Attend to the basics. Make sure you are sleeping, eating healthy, and getting some exercise – outside in the sunshine preferably. These are all good self-care basics that help your body, mind, and emotions feel better. Even if you only have the strength and energy to walk outside for 3 minutes, do it. Notice how you feel. Listening to praise and worship music while walking or outside may also lift your spirits, even temporarily. Remember, we all need to recharge our batteries EVERY day, just like our cell phones. If we ignore what we need to do to recharge, no wonder we don’t work well.
As your energy increases, begin to ask yourself what brings joy and life to your spirit/soul? Pay attention to the little things like walking in nature, hearing birds sing, clearing out clutter, and talking with friends. Another question is to notice what drains you? For example, you may notice that social media drains you, answering a lot of people’s questions drains you. Now that you know what puts energy into your bank and what depletes you, do more of what energizes you and brings joy and life to your soul. As you purposefully and intentionally choose life, you are starting the process of creating your new life.
This is a season of healing and new growth for you. Be patient with the process as it does and will take time.
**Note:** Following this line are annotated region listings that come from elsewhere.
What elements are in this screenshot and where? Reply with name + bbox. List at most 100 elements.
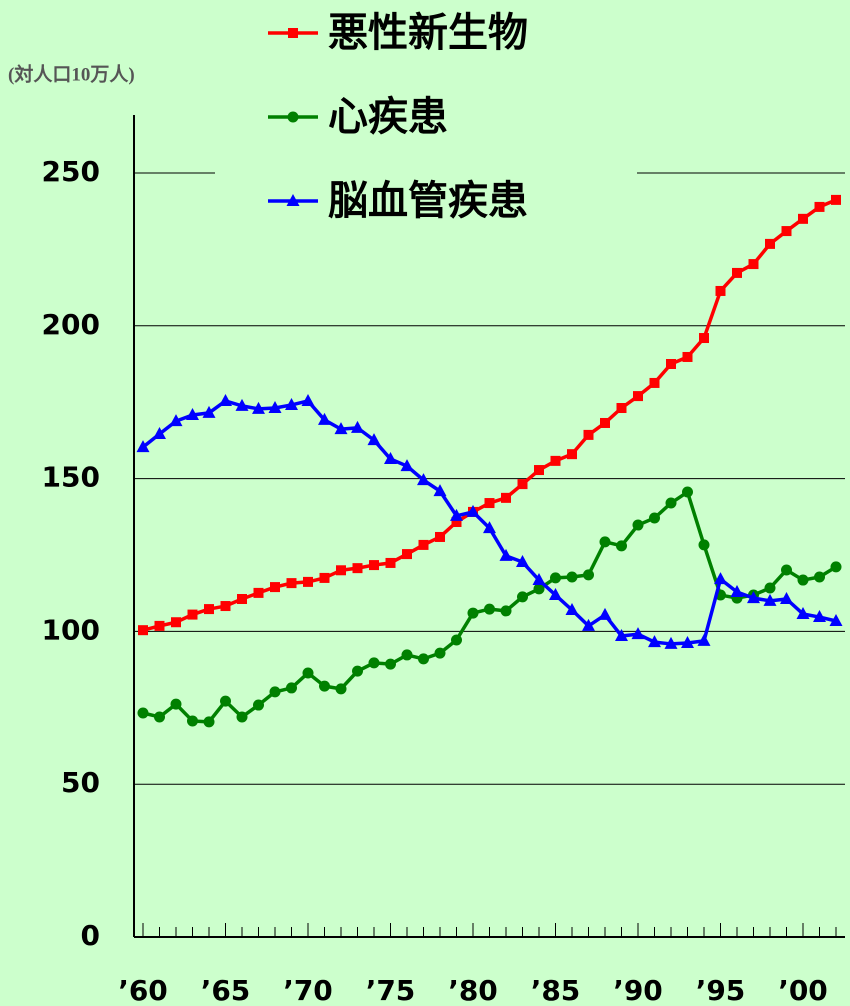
data-point xyxy=(433,484,447,497)
legend-label: 脳血管疾患 xyxy=(328,178,528,224)
y-tick-label: 100 xyxy=(42,613,100,646)
y-tick-label: 0 xyxy=(81,919,100,952)
x-tick-label: ’60 xyxy=(118,974,168,1006)
data-point xyxy=(765,238,775,249)
data-point xyxy=(368,657,380,669)
data-point xyxy=(268,401,282,414)
data-point xyxy=(220,695,231,707)
data-point xyxy=(633,391,643,402)
data-point xyxy=(600,417,610,428)
data-point xyxy=(318,412,331,425)
data-point xyxy=(781,226,792,237)
data-point xyxy=(137,707,149,719)
data-point xyxy=(648,635,661,648)
legend-marker xyxy=(286,194,300,206)
data-point xyxy=(138,625,148,636)
data-point xyxy=(236,711,248,723)
data-point xyxy=(567,449,577,460)
data-point xyxy=(517,591,528,603)
legend-marker xyxy=(287,111,299,123)
data-point xyxy=(748,259,759,270)
y-tick-label: 150 xyxy=(42,461,100,494)
data-point xyxy=(187,715,198,727)
data-point xyxy=(466,504,480,517)
data-point xyxy=(400,459,414,472)
data-point xyxy=(204,604,214,615)
y-axis-label: (対人口10万人) xyxy=(8,62,135,85)
x-tick-label: ’85 xyxy=(531,974,581,1006)
data-point xyxy=(351,420,364,433)
data-point xyxy=(682,351,693,362)
data-point xyxy=(269,686,281,698)
data-point xyxy=(286,578,297,589)
data-point xyxy=(352,665,363,677)
data-point xyxy=(616,403,627,414)
data-point xyxy=(253,699,264,711)
y-tick-label: 250 xyxy=(42,155,100,188)
data-point xyxy=(484,603,495,615)
data-point xyxy=(402,549,412,560)
data-point xyxy=(401,649,413,661)
legend-label: 悪性新生物 xyxy=(328,10,528,56)
y-tick-label: 200 xyxy=(42,308,100,341)
data-point xyxy=(335,683,347,695)
data-point xyxy=(483,521,496,534)
data-point xyxy=(253,587,264,598)
data-point xyxy=(467,607,479,619)
data-point xyxy=(831,194,841,205)
data-point xyxy=(418,539,429,550)
data-point xyxy=(583,569,594,581)
data-point xyxy=(369,560,379,571)
data-point xyxy=(714,572,727,585)
data-point xyxy=(252,401,265,414)
data-point xyxy=(649,512,660,524)
data-point xyxy=(747,591,760,604)
data-point xyxy=(813,610,826,623)
data-point xyxy=(385,658,396,670)
data-point xyxy=(583,429,594,440)
data-point xyxy=(565,603,579,616)
data-point xyxy=(202,405,216,418)
data-point xyxy=(169,414,183,427)
x-tick-label: ’00 xyxy=(778,974,828,1006)
data-point xyxy=(698,539,710,551)
data-point xyxy=(302,667,314,679)
data-point xyxy=(154,711,165,723)
data-point xyxy=(153,426,166,439)
data-point xyxy=(532,573,546,586)
data-point xyxy=(566,571,578,583)
data-point xyxy=(763,593,777,606)
data-point xyxy=(681,636,694,649)
data-point xyxy=(796,606,810,619)
data-point xyxy=(632,519,644,531)
data-point xyxy=(550,455,561,466)
data-point xyxy=(219,393,232,406)
data-point xyxy=(598,607,612,620)
data-point xyxy=(616,540,627,552)
data-point xyxy=(534,465,544,476)
data-point xyxy=(501,492,511,503)
data-point xyxy=(301,393,315,406)
data-point xyxy=(187,609,198,620)
data-point xyxy=(798,213,808,224)
data-point xyxy=(732,267,742,278)
data-point xyxy=(367,433,381,446)
data-point xyxy=(352,563,363,574)
x-tick-label: ’75 xyxy=(366,974,416,1006)
data-point xyxy=(237,594,247,605)
legend-label: 心疾患 xyxy=(328,94,448,140)
data-point xyxy=(434,647,446,659)
data-point xyxy=(615,628,628,641)
data-point xyxy=(780,592,793,605)
data-point xyxy=(814,571,825,583)
data-point xyxy=(170,698,182,710)
data-point xyxy=(764,582,776,594)
data-point xyxy=(649,377,660,388)
x-tick-label: ’65 xyxy=(201,974,251,1006)
x-tick-label: ’80 xyxy=(448,974,498,1006)
data-point xyxy=(830,561,842,573)
data-point xyxy=(599,536,611,548)
data-point xyxy=(220,601,231,612)
data-point xyxy=(417,473,430,486)
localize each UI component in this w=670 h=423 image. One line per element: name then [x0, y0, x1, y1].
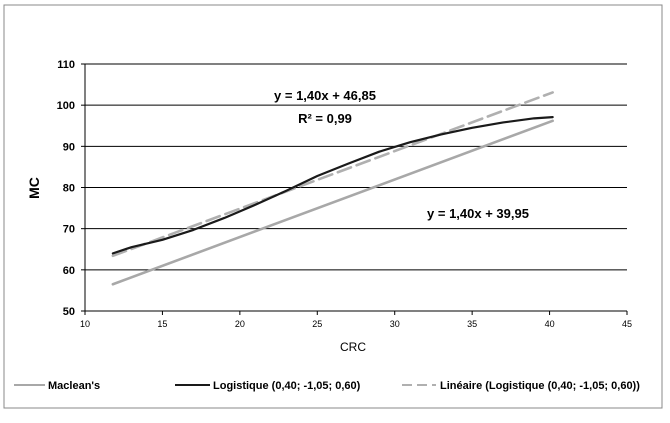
- y-axis-label: MC: [26, 177, 42, 199]
- equation-annotation-top: y = 1,40x + 46,85: [274, 88, 376, 103]
- equation-annotation-bottom: y = 1,40x + 39,95: [427, 206, 529, 221]
- r-squared-annotation: R² = 0,99: [298, 111, 352, 126]
- y-tick-label: 100: [57, 100, 75, 112]
- y-tick-label: 80: [63, 183, 75, 195]
- legend: Maclean's Logistique (0,40; -1,05; 0,60)…: [14, 380, 640, 392]
- x-tick-label: 30: [390, 319, 400, 329]
- y-tick-labels: 50 60 70 80 90 100 110: [57, 59, 85, 318]
- x-tick-label: 15: [157, 319, 167, 329]
- x-tick-label: 10: [80, 319, 90, 329]
- x-tick-label: 25: [312, 319, 322, 329]
- y-tick-label: 110: [57, 59, 75, 71]
- legend-label-macleans: Maclean's: [48, 380, 100, 392]
- x-axis-label: CRC: [340, 340, 366, 354]
- legend-label-lineaire: Linéaire (Logistique (0,40; -1,05; 0,60)…: [440, 380, 640, 392]
- x-tick-label: 45: [622, 319, 632, 329]
- series-lineaire-trendline: [111, 91, 554, 258]
- y-tick-label: 60: [63, 265, 75, 277]
- series-layer: [111, 91, 554, 286]
- y-tick-label: 90: [63, 141, 75, 153]
- legend-label-logistique: Logistique (0,40; -1,05; 0,60): [213, 380, 361, 392]
- series-logistique-line: [111, 116, 554, 255]
- series-macleans-line: [111, 119, 554, 286]
- gridlines: [85, 63, 627, 271]
- y-tick-label: 50: [63, 306, 75, 318]
- x-tick-label: 35: [467, 319, 477, 329]
- x-tick-labels: 10 15 20 25 30 35 40 45: [80, 311, 632, 329]
- x-tick-label: 40: [545, 319, 555, 329]
- x-tick-label: 20: [235, 319, 245, 329]
- y-tick-label: 70: [63, 224, 75, 236]
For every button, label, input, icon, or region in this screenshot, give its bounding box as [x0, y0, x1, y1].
This season is to get to know your own self better by purposefully putting things into your life that bring you joy and limiting the things that deplete and drain you.
And here’s one more piece of advice that I think will be crucial to your future self. It’s tempting when you go through something like this to ease your pain with the pleasure of a new love interest. Please don’t short-circuit your growth by getting tempted by this distraction. A new man is not the answer for you right now. As you get to know your own self better, you will begin to understand what red flags you ignored in your 35-year marriage. You’ll learn to trust yourself again as you take care of you, learn what you need to do to manage your feelings and temptations, and practice healthy safe relationships with your female friends. You’ll be able to walk on your own two feet, live alone without anxiety, and manage your life. It’s only then, when you feel perfectly capable of living alone, that you are wisely able to discern the kind of life partner that might be a good fit for the new you.
Friend, what steps did you take to heal and rebuild your life after betrayal and loss?